A duquesa expressou consternação. Sabia que Deomaz era um grande canalha e inescrupuloso, mas tramar a morte da própria filha?

— Sim, mas ele não sabe deste fato. Quando supostamente fui sequestrada, ele armou com Cárcera para interceptar qualquer tipo de negociação de resgate e me matar. Evidente que pareceria uma fatalidade feita no meio das negociações. O problema é que ninguém aparecia para fazer o pedido de resgate. Quando o Rélia me salvou e fui conduzida de volta pelas autoridades do condado de Verome e os soldados de Líberiz, eles não puderam atuar.

— Deuses, Cécis! Você não pode ficar aqui. Eles podem…

— Eles não farão nada comigo aqui dentro. Pelo menos, é o que eu acho. Eu teria que sair dos domínios do palácio, para que algo me acontecesse, sem que fique mal para meu pai. Entende agora por que enviei aquele convite e agi na recepção daquele jeito? – A princesa suspirou desanimada. – Desde que voltei e soube do que estava acontecendo, não coloco os pés para fora do palácio. Eu tinha que falar com você. Na última noite que fizemos amor no castelo de pedras, você me perguntou se eu confiava em você. Eu te respondo com uma outra pergunta: em quem eu devo confiar, Fira?

— Em ninguém. Esta é minha resposta.

Fira a olhou fixamente, demonstrando que até mesmo nela, a princesa não poderia confiar. Cécis riu irônica e contrariada, mas assentiu com a cabeça.

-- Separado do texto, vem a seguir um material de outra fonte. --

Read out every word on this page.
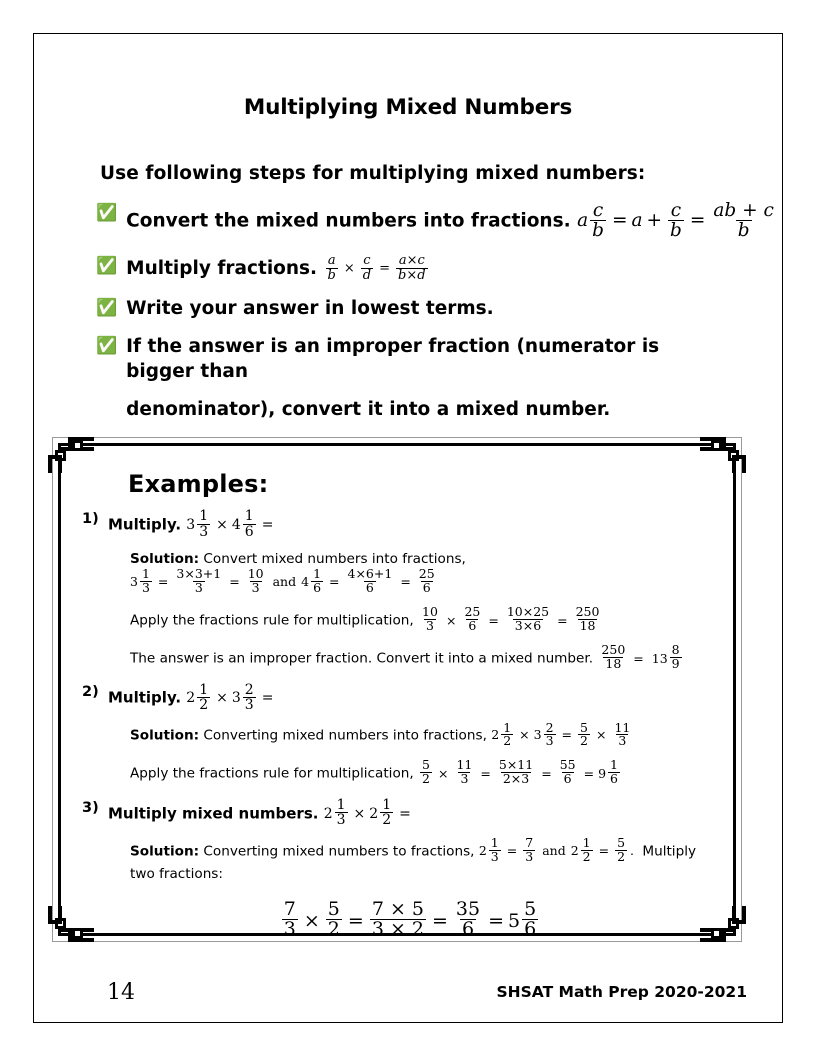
Multiplying Mixed Numbers
Use following steps for multiplying mixed numbers:
✅ Convert the mixed numbers into fractions. a $\frac{c}{b} = a + \frac{c}{b} = \frac{ab + c}{b}$
✅ Multiply fractions. $\frac{a}{b} \times \frac{c}{d} = \frac{a\times c}{b\times d}$
✅ Write your answer in lowest terms.
✅ If the answer is an improper fraction (numerator is bigger than
denominator), convert it into a mixed number.
Examples:
1) Multiply. $3 \frac{1}{3} \times 4 \frac{1}{6}$ =
Solution: Convert mixed numbers into fractions,
$3 \frac{1}{3} = \frac{3\times 3+1}{3} = \frac{10}{3}$ and $4 \frac{1}{6} = \frac{4\times 6+1}{6} = \frac{25}{6}$
Apply the fractions rule for multiplication, $\frac{10}{3} \times \frac{25}{6} = \frac{10\times 25}{3\times 6} = \frac{250}{18}$
The answer is an improper fraction. Convert it into a mixed number. $\frac{250}{18} = 13 \frac{8}{9}$
2) Multiply. $2 \frac{1}{2} \times 3 \frac{2}{3}$ =
Solution: Converting mixed numbers into fractions, $2 \frac{1}{2} \times 3 \frac{2}{3} = \frac{5}{2} \times \frac{11}{3}$
Apply the fractions rule for multiplication, $\frac{5}{2} \times \frac{11}{3} = \frac{5\times 11}{2\times 3} = \frac{55}{6} = 9 \frac{1}{6}$
3) Multiply mixed numbers. $2 \frac{1}{3} \times 2 \frac{1}{2}$ =
Solution: Converting mixed numbers to fractions, $2 \frac{1}{3} = \frac{7}{3}$ and $2 \frac{1}{2} = \frac{5}{2}$ . Multiply two fractions:
$\frac{7}{3} \times \frac{5}{2} = \frac{7 \times 5}{3 \times 2} = \frac{35}{6} = 5 \frac{5}{6}$
14	SHSAT Math Prep 2020-2021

— Porém, eu posso afirmar que poderemos ser sócias, novamente. Depois que tudo terminar, ou da forma como terminar, saberemos em quem confiar. Ou, pelo menos, estaremos dispostas a deixar de lado a nossa segurança pessoal por alguém, Cécis.

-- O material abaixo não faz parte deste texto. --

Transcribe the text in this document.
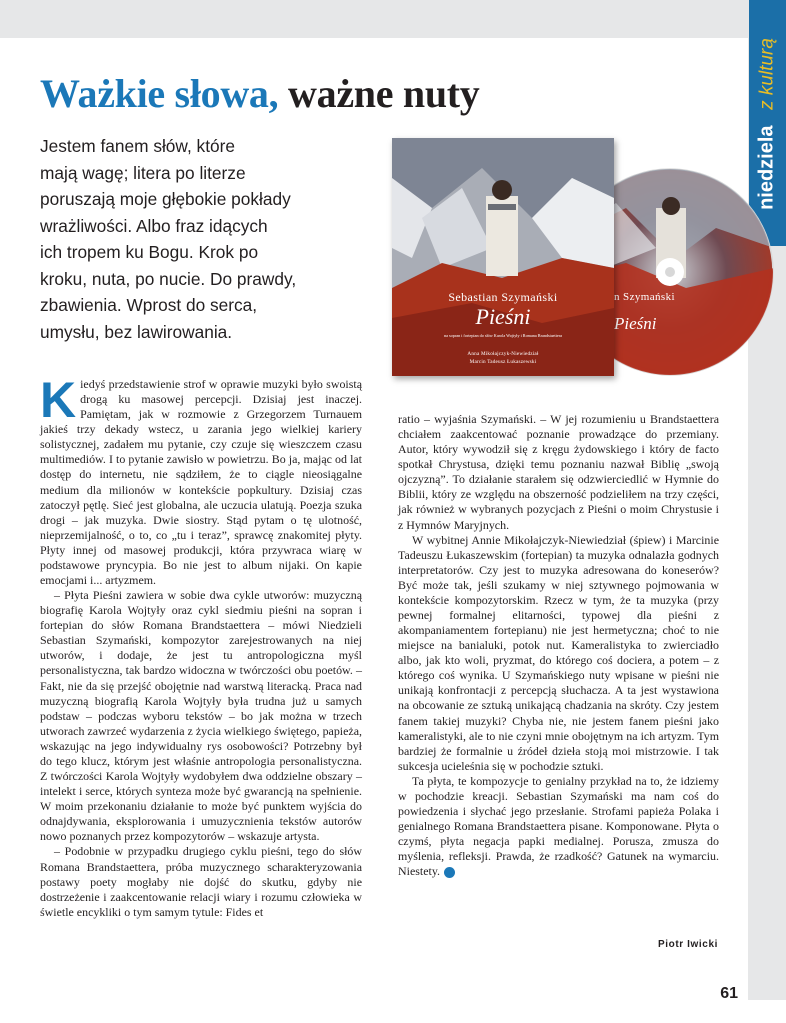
niedziela z kulturą
Ważkie słowa, ważne nuty
Jestem fanem słów, które
mają wagę; litera po literze
poruszają moje głębokie pokłady
wrażliwości. Albo fraz idących
ich tropem ku Bogu. Krok po
kroku, nuta, po nucie. Do prawdy,
zbawienia. Wprost do serca,
umysłu, bez lawirowania.
n Szymański
Pieśni
Sebastian Szymański
Pieśni
na sopran i fortepian do słów Karola Wojtyły i Romana Brandstaettera
Anna Mikołajczyk-Niewiedział
Marcin Tadeusz Łukaszewski

Kiedyś przedstawienie strof w oprawie muzyki było swoistą drogą ku masowej percepcji. Dzisiaj jest inaczej. Pamiętam, jak w rozmowie z Grzegorzem Turnauem jakieś trzy dekady wstecz, u zarania jego wielkiej kariery solistycznej, zadałem mu pytanie, czy czuje się wieszczem czasu multimediów. I to pytanie zawisło w powietrzu. Bo ja, mając od lat dostęp do internetu, nie sądziłem, że to ciągle nieosiągalne medium dla milionów w kontekście popkultury. Dzisiaj czas zatoczył pętlę. Sieć jest globalna, ale uczucia ulatują. Poezja szuka drogi – jak muzyka. Dwie siostry. Stąd pytam o tę ulotność, nieprzemijalność, o to, co „tu i teraz”, sprawcę znakomitej płyty. Płyty innej od masowej produkcji, która przywraca wiarę w podstawowe pryncypia. Bo nie jest to album nijaki. On kapie emocjami i... artyzmem.

– Płyta Pieśni zawiera w sobie dwa cykle utworów: muzyczną biografię Karola Wojtyły oraz cykl siedmiu pieśni na sopran i fortepian do słów Romana Brandstaettera – mówi Niedzieli Sebastian Szymański, kompozytor zarejestrowanych na niej utworów, i dodaje, że jest tu antropologiczna myśl personalistyczna, tak bardzo widoczna w twórczości obu poetów. – Fakt, nie da się przejść obojętnie nad warstwą literacką. Praca nad muzyczną biografią Karola Wojtyły była trudna już u samych podstaw – podczas wyboru tekstów – bo jak można w trzech utworach zawrzeć wydarzenia z życia wielkiego świętego, papieża, wskazując na jego indywidualny rys osobowości? Potrzebny był do tego klucz, którym jest właśnie antropologia personalistyczna. Z twórczości Karola Wojtyły wydobyłem dwa oddzielne obszary – intelekt i serce, których synteza może być gwarancją na spełnienie. W moim przekonaniu działanie to może być punktem wyjścia do odnajdywania, eksplorowania i umuzycznienia tekstów autorów nowo poznanych przez kompozytorów – wskazuje artysta.

– Podobnie w przypadku drugiego cyklu pieśni, tego do słów Romana Brandstaettera, próba muzycznego scharakteryzowania postawy poety mogłaby nie dojść do skutku, gdyby nie dostrzeżenie i zaakcentowanie relacji wiary i rozumu człowieka w świetle encykliki o tym samym tytule: Fides et

ratio – wyjaśnia Szymański. – W jej rozumieniu u Brandstaettera chciałem zaakcentować poznanie prowadzące do przemiany. Autor, który wywodził się z kręgu żydowskiego i który de facto spotkał Chrystusa, dzięki temu poznaniu nazwał Biblię „swoją ojczyzną”. To działanie starałem się odzwierciedlić w Hymnie do Biblii, który ze względu na obszerność podzieliłem na trzy części, jak również w wybranych pozycjach z Pieśni o moim Chrystusie i z Hymnów Maryjnych.

W wybitnej Annie Mikołajczyk-Niewiedział (śpiew) i Marcinie Tadeuszu Łukaszewskim (fortepian) ta muzyka odnalazła godnych interpretatorów. Czy jest to muzyka adresowana do koneserów? Być może tak, jeśli szukamy w niej sztywnego pojmowania w kontekście kompozytorskim. Rzecz w tym, że ta muzyka (przy pewnej formalnej elitarności, typowej dla pieśni z akompaniamentem fortepianu) nie jest hermetyczna; choć to nie miejsce na banialuki, potok nut. Kameralistyka to zwierciadło albo, jak kto woli, pryzmat, do którego coś dociera, a potem – z którego coś wynika. U Szymańskiego nuty wpisane w pieśni nie unikają konfrontacji z percepcją słuchacza. A ta jest wystawiona na obcowanie ze sztuką unikającą chadzania na skróty. Czy jestem fanem takiej muzyki? Chyba nie, nie jestem fanem pieśni jako kameralistyki, ale to nie czyni mnie obojętnym na ich artyzm. Tym bardziej że formalnie u źródeł dzieła stoją moi mistrzowie. I tak sukcesja ucieleśnia się w pochodzie sztuki.

Ta płyta, te kompozycje to genialny przykład na to, że idziemy w pochodzie kreacji. Sebastian Szymański ma nam coś do powiedzenia i słychać jego przesłanie. Strofami papieża Polaka i genialnego Romana Brandstaettera pisane. Komponowane. Płyta o czymś, płyta negacja papki medialnej. Porusza, zmusza do myślenia, refleksji. Prawda, że rzadkość? Gatunek na wymarciu. Niestety. n

Piotr Iwicki
61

— Entendo. Não é uma condição da qual eu goste, mas aceito.

— Você não tem opções, e eu também não. Queria sair daqui amanhã de manhã cedo, mas pelo visto, não poderei.

— E por quê?

— Porque Cárcera me abordou hoje na recepção e me fez uma ameaça e, posso dizer que não foi nem um pouco velada. Vim com uma pequena escolta, mas se voltar para Líberiz com apenas meia dúzia de soldados, posso não chegar inteira ao meu ducado.

— Quer enviar uma mensagem para que um contingente maior venha lhe buscar?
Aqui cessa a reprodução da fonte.